El hombre contemporáneo parece sentir una necesidad grande de desmitificarlo todo, destruir fachadas, echar abajo sistemas e ideologías para preguntarse qué es lo que puede quedar realmente como importante.

Pues bien, para Jesús lo único importante y decisivo es que el hombre sepa amar a Dios y al prójimo. Ahí se encierra como en germen todo lo que la humanidad ha de desarrollar. Ese es el secreto de la vida.

Del amor al prójimo se habla y escribe mucho hoy en día. Del amor a Dios apenas habla nadie en esta sociedad cada vez más insensible al encuentro con el Dios de Amigo de la vida.

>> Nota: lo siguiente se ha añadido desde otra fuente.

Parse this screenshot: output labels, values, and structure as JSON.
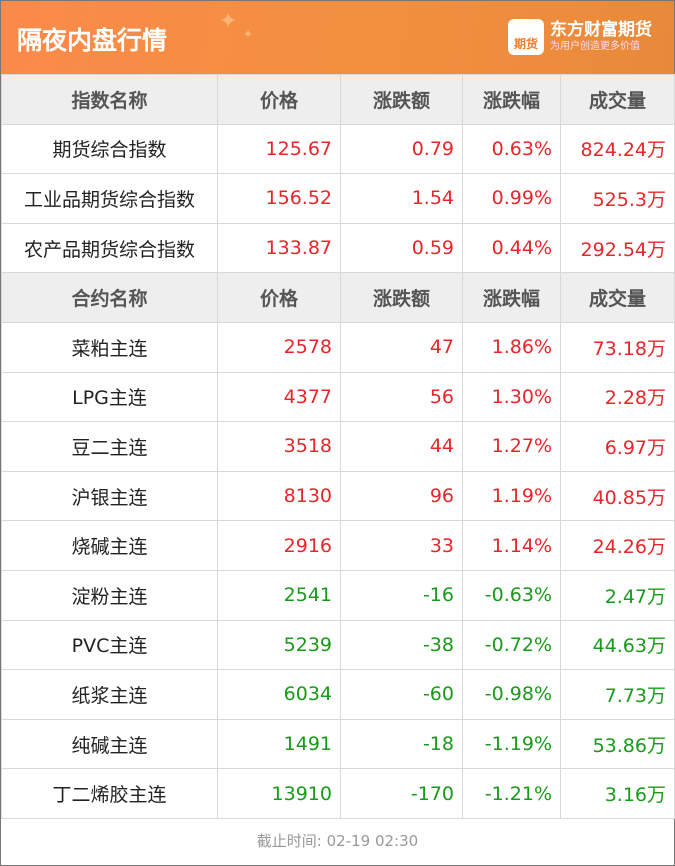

Y sin embargo, según Jesús, "este mandamiento es el principal y primero". Sería una grave equivocación el olvidarlo.

El mandato de amar a Dios no consiste en cumplir una determinada acción de manera que, una vez cumplido nuestro deber, podamos ya olvidarnos de El.

Amar a Dios es algo mucho más profundo. Nosotros estamos dispuestos a dar cualquier cosa antes que darnos a nosotros mismos. Y el amor a Dios consiste precisamente en esa entrega radical de nuestro propio yo.

El amor a Dios exige la entrega total de nuestro ser, la liberación progresiva de nuestro egocentrismo, la orientación de nuestra existencia hacia el amor.

Cuando este amor se despierta en el interior de un hombre, Dios ya no es para él el nombre de un gobernador supremo y lejano al que se respeta, con el que es peligroso entrar en conflicto y al que, en el fondo, se evita observando sus mandamientos.

Dios es una presencia amorosa que vivifica y alienta nuestro ser y nuestro obrar. Una fuente de vida y libertad que nos empuja a amar con hondura la vida, los seres vivos, las cosas y, sobre todo, los hombres y mujeres todos.

Este amor al Dios vivo no nos aleja del amor concreto al prójimo. Al contrario, sólo cuando vivimos habitados por este amor es posible liberarnos de nosotros mismos y acercarnos. realmente al otro. Sólo entonces es posible perdonar en silencio, dar con desinterés, "tocar" amorosamente el misterio del hermano.

Más aún. Este amor a Dios nos descubre con frecuencia que casi todo lo que hacemos día tras día no es en realidad "amor al prójimo" sino una hermosa fachada tras la cual se esconde y crece un egoísmo secreto e inconfesable.